Another thing that surprised me was the emphasis on love. I knew that Tibetan and other forms of Buddhism emphasised direct cultivatation of metta ('loving kindness') and in contrast Zen seemed to emphasise transcendence of ideas of good and evil - something which I was concerned might lead to a sort of amoral attitude. This was reinforced by stories about the association between Zen and the martial arts and it's involvement in pre-war Japanese militarism. Compassion was something that, according to doctrine, arose naturally from awakening, but whether this was true or not I couldn't know.

The godos of the Association Zen Internationale I have practiced with, perhaps especially Jean-Pierre, teach that in the West we have an unbalanced understanding based on attachment to emptiness and negation in Zen - an understanding that can lead to nihilism and amoralism. Soto Zen in Japan, he teaches, is more positive, emphasising espression of appreciation, gratitude and love.
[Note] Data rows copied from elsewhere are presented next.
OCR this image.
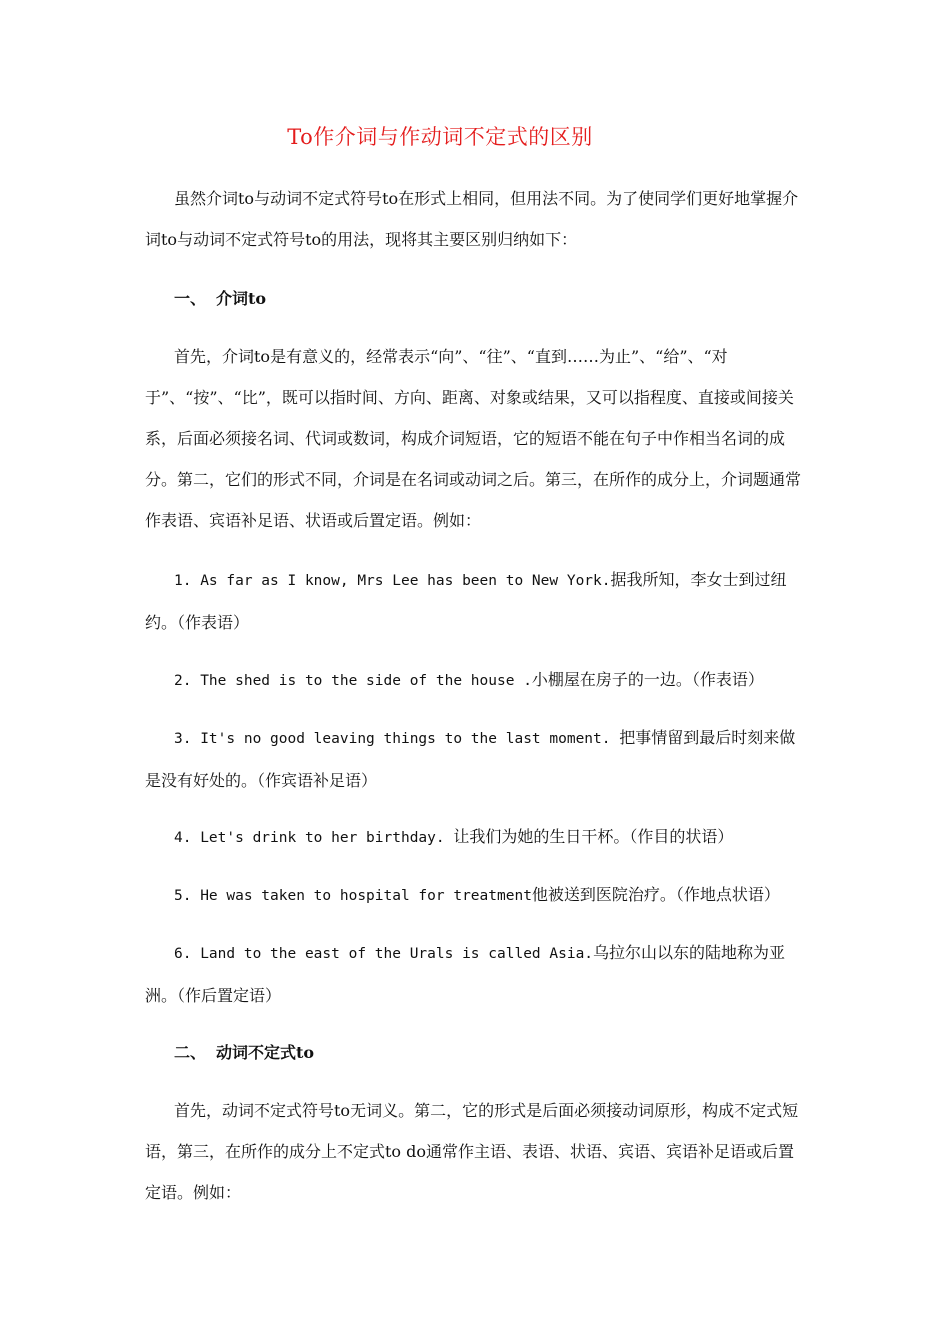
To作介词与作动词不定式的区别

虽然介词to与动词不定式符号to在形式上相同，但用法不同。为了使同学们更好地掌握介词to与动词不定式符号to的用法，现将其主要区别归纳如下：

一、 介词to

首先，介词to是有意义的，经常表示“向”、“往”、“直到……为止”、“给”、“对于”、“按”、“比”，既可以指时间、方向、距离、对象或结果，又可以指程度、直接或间接关系，后面必须接名词、代词或数词，构成介词短语，它的短语不能在句子中作相当名词的成分。第二，它们的形式不同，介词是在名词或动词之后。第三，在所作的成分上，介词题通常作表语、宾语补足语、状语或后置定语。例如：

1. As far as I know, Mrs Lee has been to New York.据我所知，李女士到过纽约。（作表语）

2. The shed is to the side of the house .小棚屋在房子的一边。（作表语）

3. It's no good leaving things to the last moment. 把事情留到最后时刻来做是没有好处的。（作宾语补足语）

4. Let's drink to her birthday. 让我们为她的生日干杯。（作目的状语）

5. He was taken to hospital for treatment他被送到医院治疗。（作地点状语）

6. Land to the east of the Urals is called Asia.乌拉尔山以东的陆地称为亚洲。（作后置定语）

二、 动词不定式to

首先，动词不定式符号to无词义。第二，它的形式是后面必须接动词原形，构成不定式短语，第三，在所作的成分上不定式to do通常作主语、表语、状语、宾语、宾语补足语或后置定语。例如：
The Zen I have experienced here has not consisted of cerebral mind-games, not has it had the sometimes sickly-sweet 'sincerity' of some Buddhist groups I've experienced - but it has been an exercise in awareness, interdependent living. Day to day activities are practiced with consciousness, with appreciation and emphasising interdependence. Most meals are eaten in silence, but with people serving each other rather than themselves. It's a great atmosphere. And this practice of caring for other people becomes a habit that seeps into the rest of life. Emily was very impressed by my attentiveness when I came out of my 7-day sesshin.